Uncovered wasn’t Colvin going out to pick a few songs she liked that she could breeze through, but something where she could perfect her craft and implant her own style. “The songs on Cover Girl were staples of my live act at the time. Some of the songs on Uncovered I knew how to play, others I learned for the purpose of recording the album. Until you learn a song, you don’t know if you can bring anything to it. I get the idea in my head to learn a song because I love it. Then I go through a time when I’m afraid to learn it because I don’t want to screw it up. In the end I wind up finding out fairly quickly it it’s going to work for me”. Among the classics she rekindles you have soul act Brenton Wood’s hit “Gimme A Little Sign” that comes complete with pedal steel (and as anticipated lots of fine harmony vocals), John Fogarty’s time-less “Lodi” and two unexpected, as if I expected the others you have Robert Earl Keen’s “Not A Drop Of Rain” and one of Tammy Wynette’s finest and most poignant hits, ’Til I Get It Right”. Colvin is no Tammy but she still does a fine job of this beautiful song. It is one of those songs she could have done in a number of ways and got away with it.

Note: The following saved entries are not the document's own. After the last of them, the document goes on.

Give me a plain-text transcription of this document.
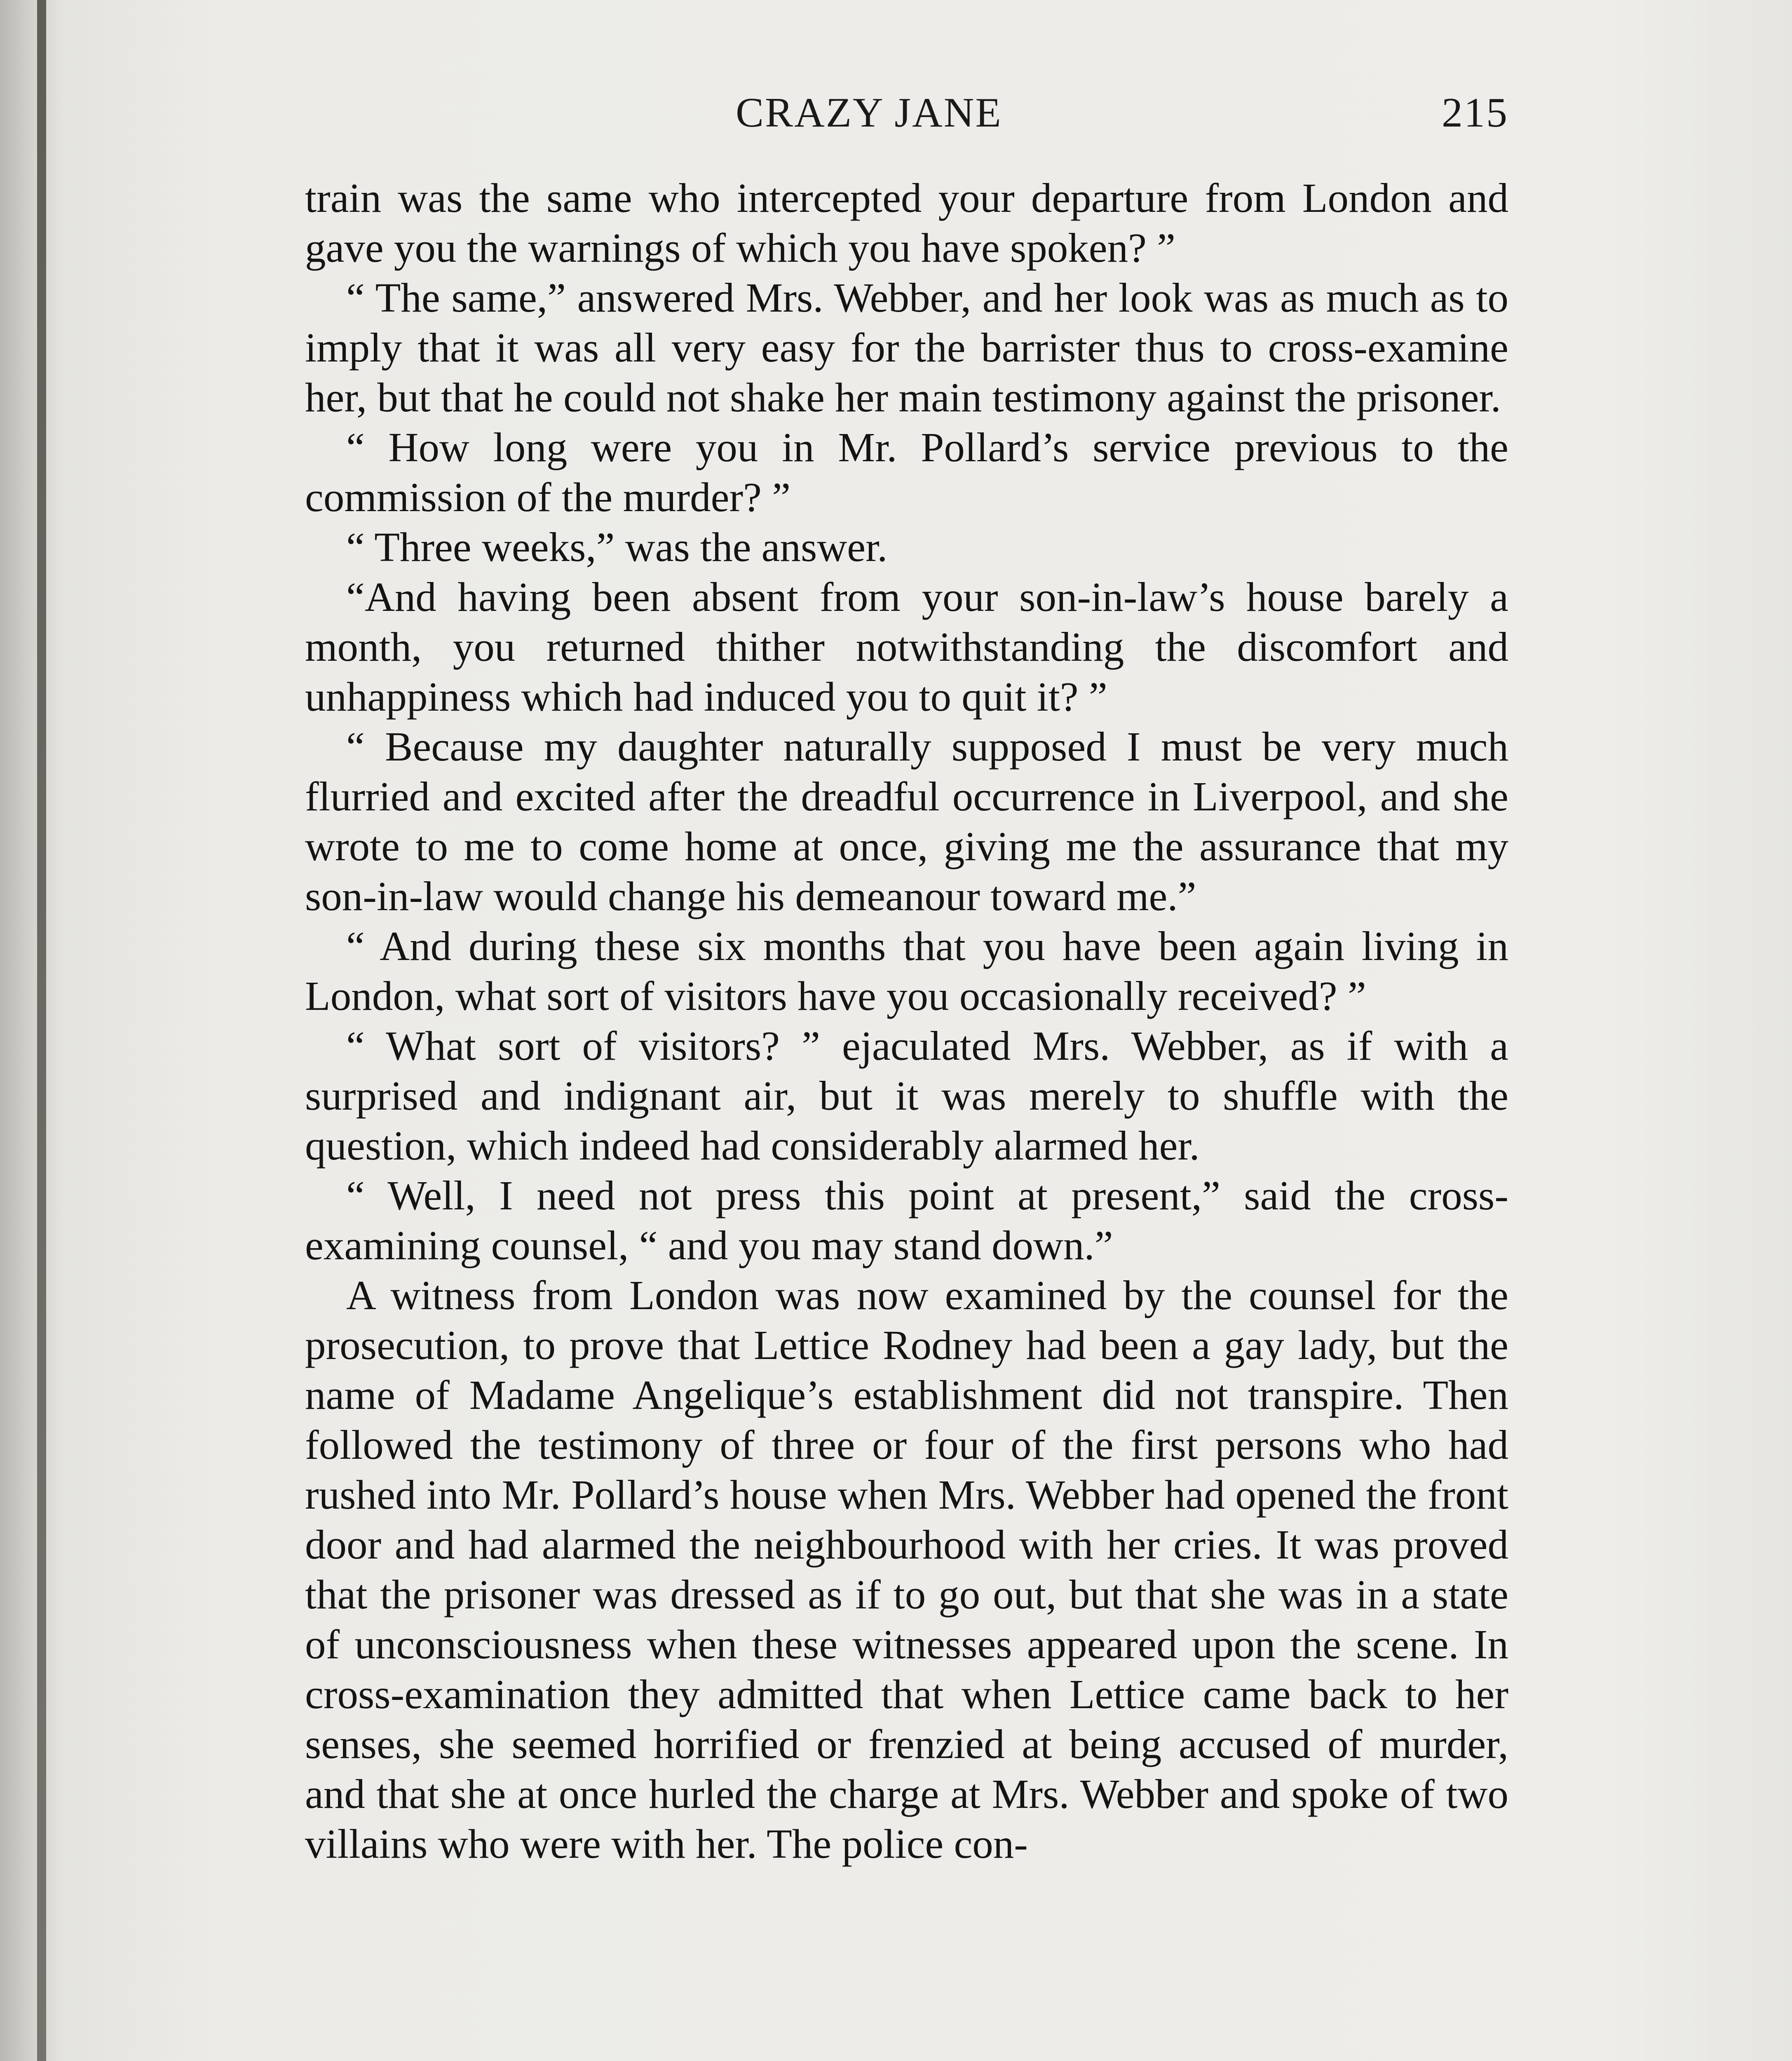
CRAZY JANE	215

train was the same who intercepted your departure from London and gave you the warnings of which you have spoken? ”

“ The same,” answered Mrs. Webber, and her look was as much as to imply that it was all very easy for the barrister thus to cross-examine her, but that he could not shake her main testimony against the prisoner.

“ How long were you in Mr. Pollard’s service previous to the commission of the murder? ”

“ Three weeks,” was the answer.

“And having been absent from your son-in-law’s house barely a month, you returned thither notwithstanding the discomfort and unhappiness which had induced you to quit it? ”

“ Because my daughter naturally supposed I must be very much flurried and excited after the dreadful occurrence in Liverpool, and she wrote to me to come home at once, giving me the assurance that my son-in-law would change his demeanour toward me.”

“ And during these six months that you have been again living in London, what sort of visitors have you occasionally received? ”

“ What sort of visitors? ” ejaculated Mrs. Webber, as if with a surprised and indignant air, but it was merely to shuffle with the question, which indeed had considerably alarmed her.

“ Well, I need not press this point at present,” said the cross-examining counsel, “ and you may stand down.”

A witness from London was now examined by the counsel for the prosecution, to prove that Lettice Rodney had been a gay lady, but the name of Madame Angelique’s establishment did not transpire. Then followed the testimony of three or four of the first persons who had rushed into Mr. Pollard’s house when Mrs. Webber had opened the front door and had alarmed the neighbourhood with her cries. It was proved that the prisoner was dressed as if to go out, but that she was in a state of unconsciousness when these witnesses appeared upon the scene. In cross-examination they admitted that when Lettice came back to her senses, she seemed horrified or frenzied at being accused of murder, and that she at once hurled the charge at Mrs. Webber and spoke of two villains who were with her. The police con-
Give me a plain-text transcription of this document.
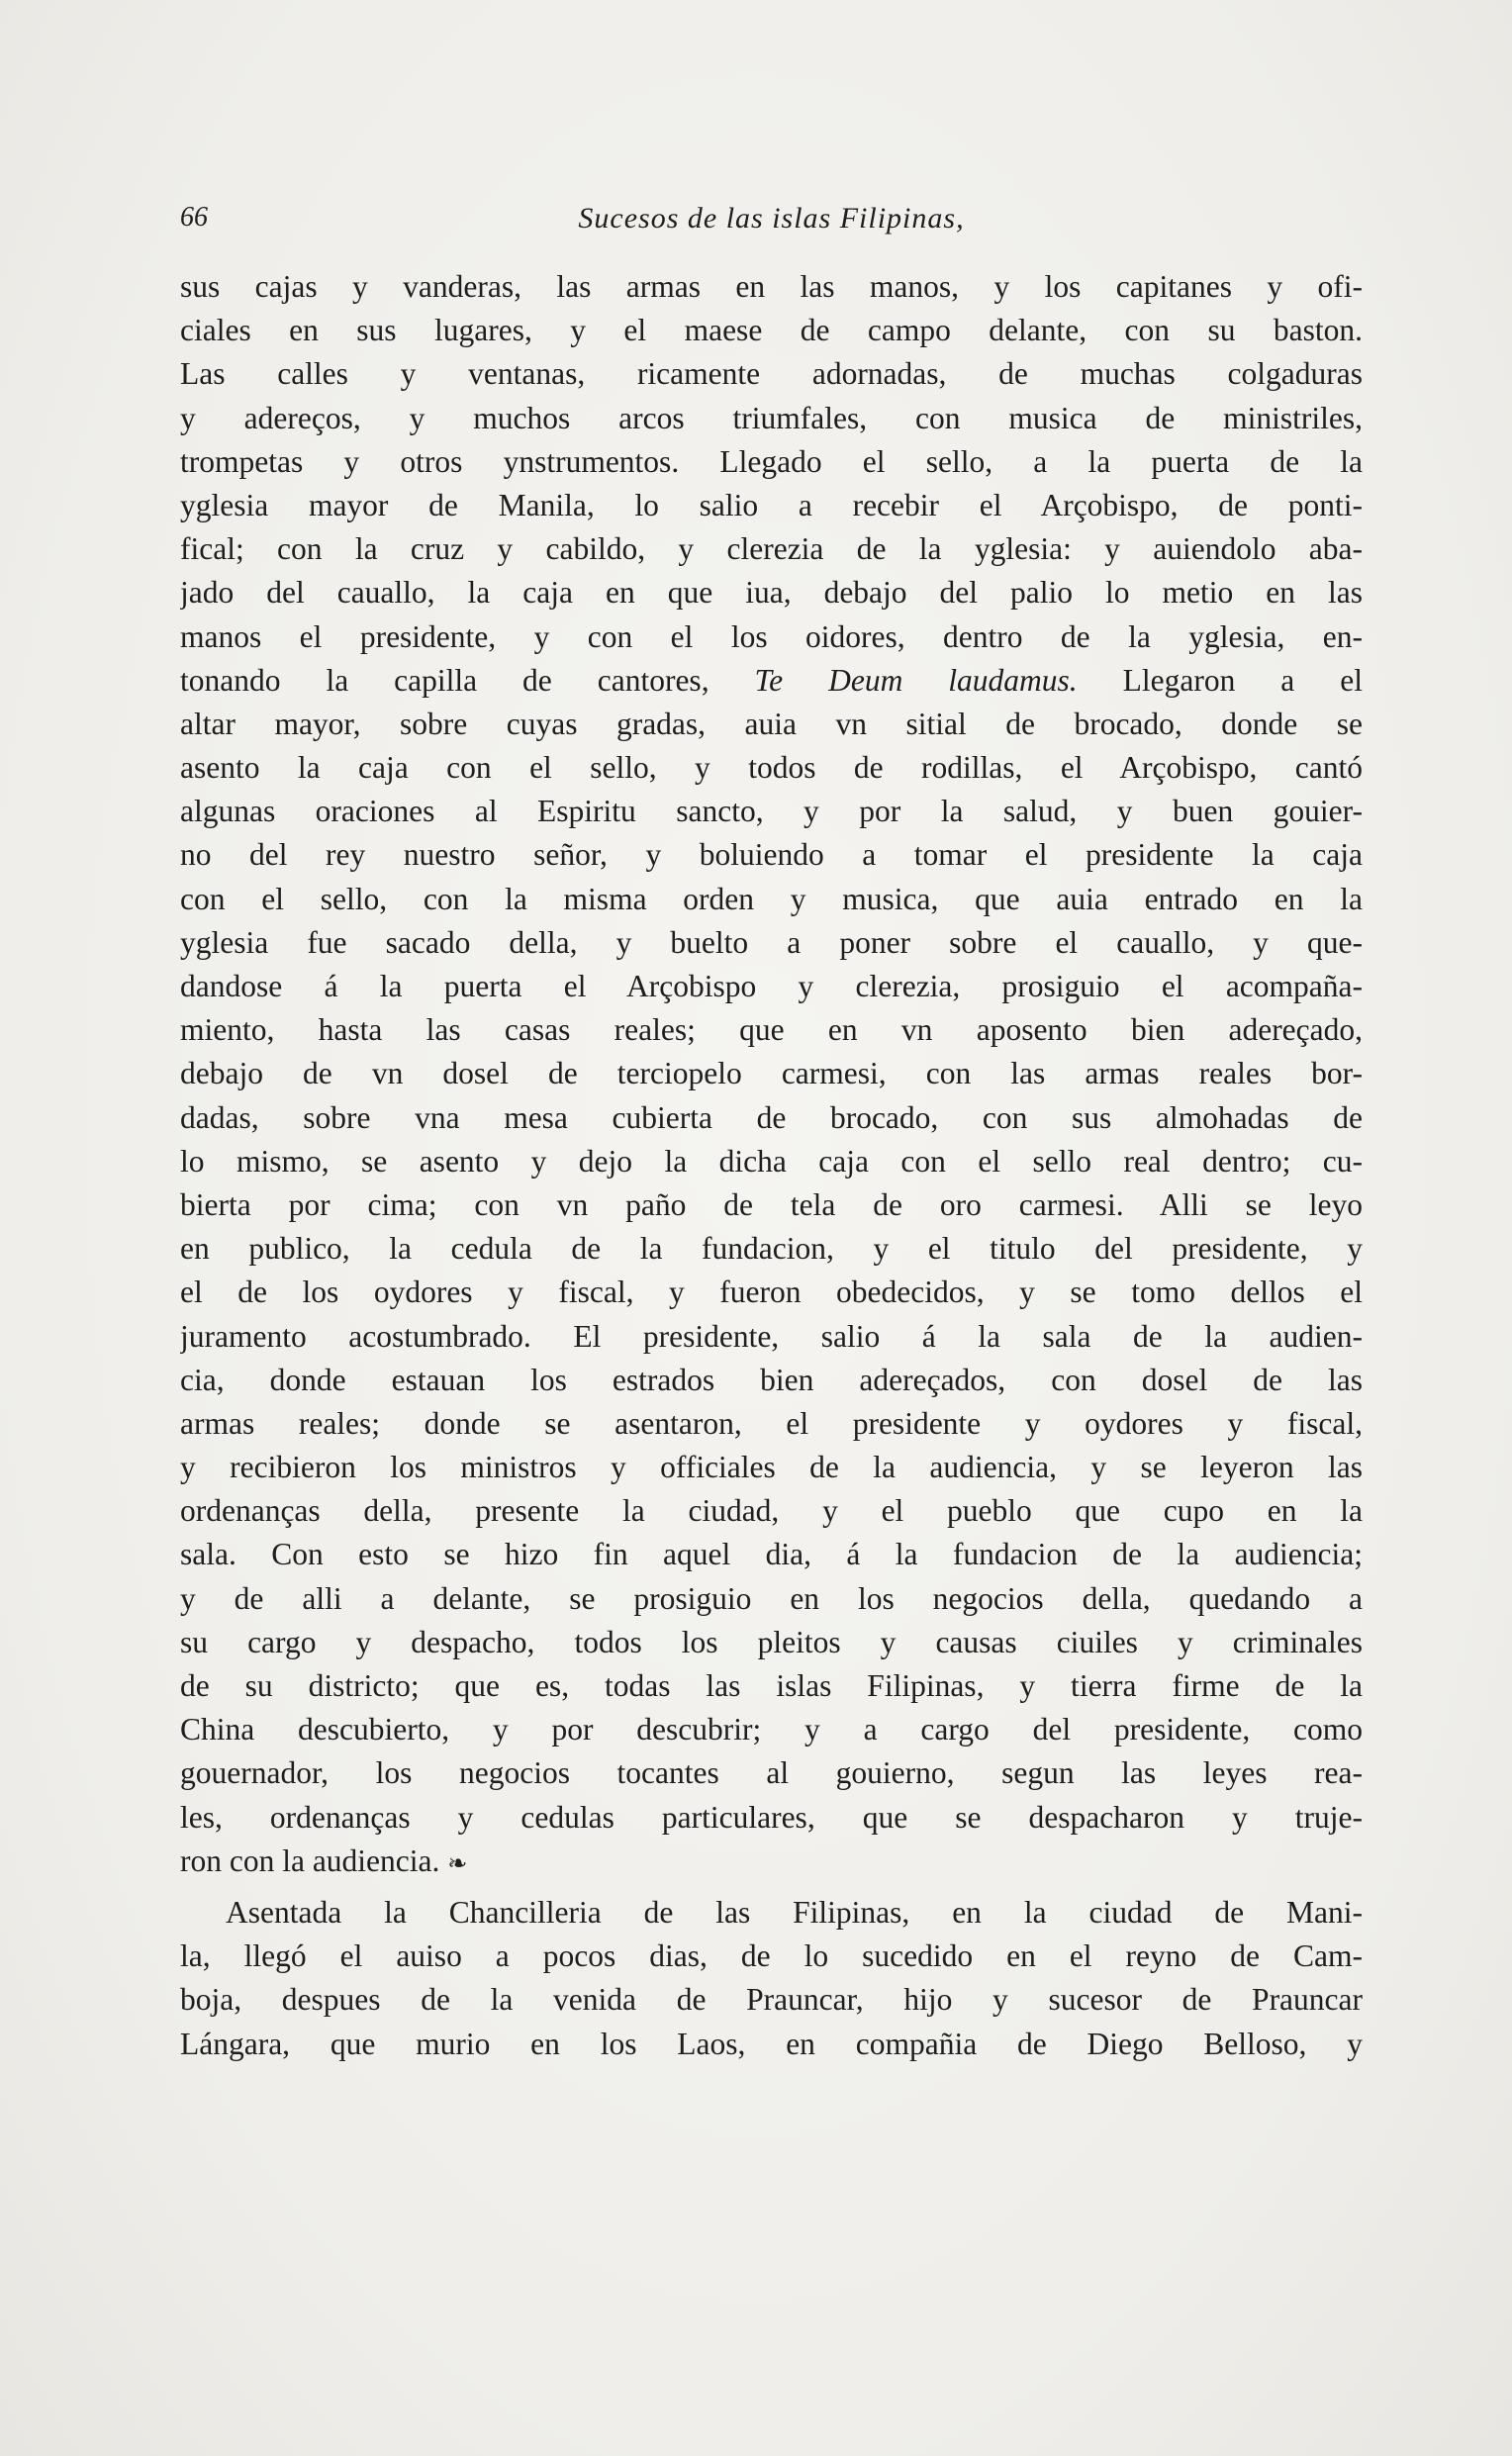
66	Sucesos de las islas Filipinas,
sus cajas y vanderas, las armas en las manos, y los capitanes y ofi-
ciales en sus lugares, y el maese de campo delante, con su baston.
Las calles y ventanas, ricamente adornadas, de muchas colgaduras
y adereços, y muchos arcos triumfales, con musica de ministriles,
trompetas y otros ynstrumentos. Llegado el sello, a la puerta de la
yglesia mayor de Manila, lo salio a recebir el Arçobispo, de ponti-
fical; con la cruz y cabildo, y clerezia de la yglesia: y auiendolo aba-
jado del cauallo, la caja en que iua, debajo del palio lo metio en las
manos el presidente, y con el los oidores, dentro de la yglesia, en-
tonando la capilla de cantores, Te Deum laudamus. Llegaron a el
altar mayor, sobre cuyas gradas, auia vn sitial de brocado, donde se
asento la caja con el sello, y todos de rodillas, el Arçobispo, cantó
algunas oraciones al Espiritu sancto, y por la salud, y buen gouier-
no del rey nuestro señor, y boluiendo a tomar el presidente la caja
con el sello, con la misma orden y musica, que auia entrado en la
yglesia fue sacado della, y buelto a poner sobre el cauallo, y que-
dandose á la puerta el Arçobispo y clerezia, prosiguio el acompaña-
miento, hasta las casas reales; que en vn aposento bien adereçado,
debajo de vn dosel de terciopelo carmesi, con las armas reales bor-
dadas, sobre vna mesa cubierta de brocado, con sus almohadas de
lo mismo, se asento y dejo la dicha caja con el sello real dentro; cu-
bierta por cima; con vn paño de tela de oro carmesi. Alli se leyo
en publico, la cedula de la fundacion, y el titulo del presidente, y
el de los oydores y fiscal, y fueron obedecidos, y se tomo dellos el
juramento acostumbrado. El presidente, salio á la sala de la audien-
cia, donde estauan los estrados bien adereçados, con dosel de las
armas reales; donde se asentaron, el presidente y oydores y fiscal,
y recibieron los ministros y officiales de la audiencia, y se leyeron las
ordenanças della, presente la ciudad, y el pueblo que cupo en la
sala. Con esto se hizo fin aquel dia, á la fundacion de la audiencia;
y de alli a delante, se prosiguio en los negocios della, quedando a
su cargo y despacho, todos los pleitos y causas ciuiles y criminales
de su districto; que es, todas las islas Filipinas, y tierra firme de la
China descubierto, y por descubrir; y a cargo del presidente, como
gouernador, los negocios tocantes al gouierno, segun las leyes rea-
les, ordenanças y cedulas particulares, que se despacharon y truje-
ron con la audiencia. ❧
Asentada la Chancilleria de las Filipinas, en la ciudad de Mani-
la, llegó el auiso a pocos dias, de lo sucedido en el reyno de Cam-
boja, despues de la venida de Prauncar, hijo y sucesor de Prauncar
Lángara, que murio en los Laos, en compañia de Diego Belloso, y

Others of note include Robbie Robertson’s “Acadian Driftwood” her measured take of the above noted “Lodi” and “Private Universe” (Neil Finn) as she reveals vulnerability, and a gritty determination to perfect her own imprint on whatever she records.
On the musician front Stuart Smith co-produces with Stuart Lerman and plays guitars, keyboards an on Paul Simon’s “American Tune”, bass; Glenn Fukunaga (electric, upright bass), Mike Meadows (percussion), David Boyle (keyboards), Mike Deering (pedal, lap steel guitar, mandola) with vocals from David Crosby (“Baker’s Street”) and Marc Cohn.